In conclusion, due to the non-negligible risk of DIC associated with ESD, it is imperative to thoroughly assess the patient's suitability for ESD treatment and obtain comprehensive informed consent before its implementation.
Acknowledgments
We are grateful to the staff at the gastroenterology and pathology laboratories for their valuable support. We would also like to thank Editage (https://app.editage.jp/) for the English language editing.
Ethics Statement
This article does not contain any studies with human or animal subjects performed by any of the authors.
Consent
An opt-out informed consent protocol was used for this study.
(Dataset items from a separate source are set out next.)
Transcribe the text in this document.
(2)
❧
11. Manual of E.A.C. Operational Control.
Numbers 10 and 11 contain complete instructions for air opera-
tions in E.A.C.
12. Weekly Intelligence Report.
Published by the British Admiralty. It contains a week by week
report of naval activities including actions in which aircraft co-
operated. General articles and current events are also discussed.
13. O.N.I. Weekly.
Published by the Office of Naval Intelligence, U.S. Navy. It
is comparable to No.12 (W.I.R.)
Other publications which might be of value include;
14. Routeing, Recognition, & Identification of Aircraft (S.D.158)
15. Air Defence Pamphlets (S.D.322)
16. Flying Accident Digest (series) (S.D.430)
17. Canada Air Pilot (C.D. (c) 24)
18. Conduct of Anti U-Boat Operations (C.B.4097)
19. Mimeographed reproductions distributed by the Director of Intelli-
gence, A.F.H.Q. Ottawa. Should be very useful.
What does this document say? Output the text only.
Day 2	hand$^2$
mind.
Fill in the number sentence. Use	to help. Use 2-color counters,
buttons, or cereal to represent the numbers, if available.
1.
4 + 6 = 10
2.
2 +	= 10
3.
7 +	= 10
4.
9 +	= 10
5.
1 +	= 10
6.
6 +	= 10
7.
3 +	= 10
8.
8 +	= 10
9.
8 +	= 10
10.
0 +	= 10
The consent procedure was reviewed and approved by the Medical Ethics Committee of Hiroshima University (January 20, 2023; approval number [E2022-0237]).
Conflicts of Interest
The authors declare no conflicts of interest.
Open Research
Data Availability Statement
The data that support the findings of this study are available on request from the corresponding author. The data are not publicly available due to privacy or ethical restrictions.